La migration saisonnière vers le Cuvelai, ou vers l’ouest vers Kaoko et vers l’est vers le sandveld du Kalahari n’a plus lieu, et la dispersion des animaux en réponse à la croissance démographique est bloquée. Pourtant, Etosha est un immense parc, et la faune se déplace toujours sur des distances importantes entre les aires de répartition de la saison sèche et de la saison humide. La plupart des quelque 3000 éléphants d’Etosha passent la saison sèche près des points d’eau le long des bordures sud du bassin, mais semblent disparaître au début des pluies, lorsqu’ils se dispersent dans les zones boisées. Les gnous, les zèbres des plaines de Burchell et les springboks migrent entre les vastes prairies de l’est et de l’ouest, après la pluie.
Plus de 100 espèces de mammifères et plus de 400 espèces d’oiseaux ont été recensées à Etosha. Mais la diversité était autrefois encore plus grande.
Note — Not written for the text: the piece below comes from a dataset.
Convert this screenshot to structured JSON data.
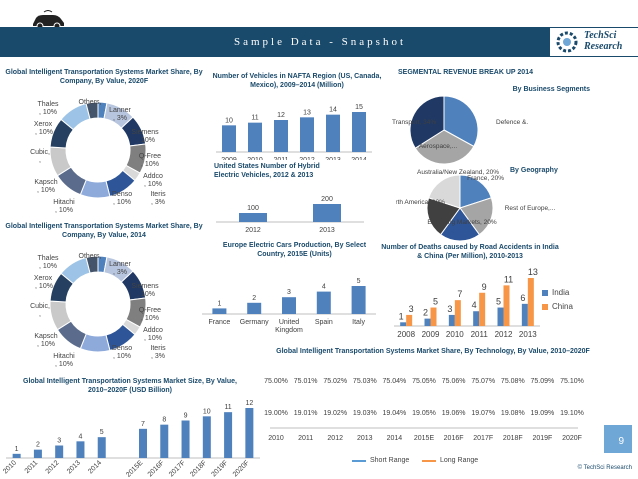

L’oursi, le phacochère et le cobe des roseaux ont disparu, tout comme le buffle, le rouan, la zibeline et le lycaon. Les fossiles des 12 000 dernières années comprennent également des hippopotames, des sitatungas (guibe d’eau) et des tsessebe (sassabi). Etosha était évidemment un centre d’évolution important. Les os d’espèces préhistoriques d’éléphants, de rhinocéros, d’hippopotames, de crocodiles et d’autruches découverts ici datent de 6 millions d’années. La découverte la plus spectaculaire est peut-être celle d’un mammouth sud-africain, découverte en 2007.
Pour beaucoup, l’Afrique est synonyme de cinq grands animaux. Etosha est un endroit idéal pour en découvrir quatre, le seul qui manque est le buffle. Les éléphants et les lions, en particulier, peuvent être aperçus de près. Parmi les nombreux points d’eau fréquentés par les éléphants, Goas et Olifantsbad sont remarquables pour leurs grands troupeaux. Les prédateurs ne sont généralement pas faciles à trouver, mais les lions et les léopards chassent régulièrement aux points d’eau ou à proximité ; ils viennent également boire dans l’eau, souvent la nuit.
Comme peu d’autres endroits, Etosha permet de découvrir la nuit africaine. Les points d’eau éclairés des complexes hôteliers et des camps offrent un aperçu fascinant des créatures nocturnes et de leurs habitudes. Les hyènes se glissent souvent dans l’eau dans l’obscurité. Les rhinocéros noirs sont des habitués de certains points d’eau des complexes hôteliers la nuit (Etosha est le bastion des rhinocéros noirs et blancs en Namibie).Les vastes prairies parsemées de springboks sont un bon endroit pour chercher des guépards dans la fraîcheur du matin, même si un peu de chance est nécessaire pour les repérer. Les concentrations de girafes sont plus élevées à l’est du parc. L’animal le plus grand de la planète est difficile à ignorer. Parmi les 11 espèces d’antilopes du parc, l’impala à face noire se distingue comme une sous-espèce frappante, presque endémique. La piste « Dik-Dik » est idéale pour voir la plus petite des antilopes de Namibie et offre une merveilleuse ambiance boisée.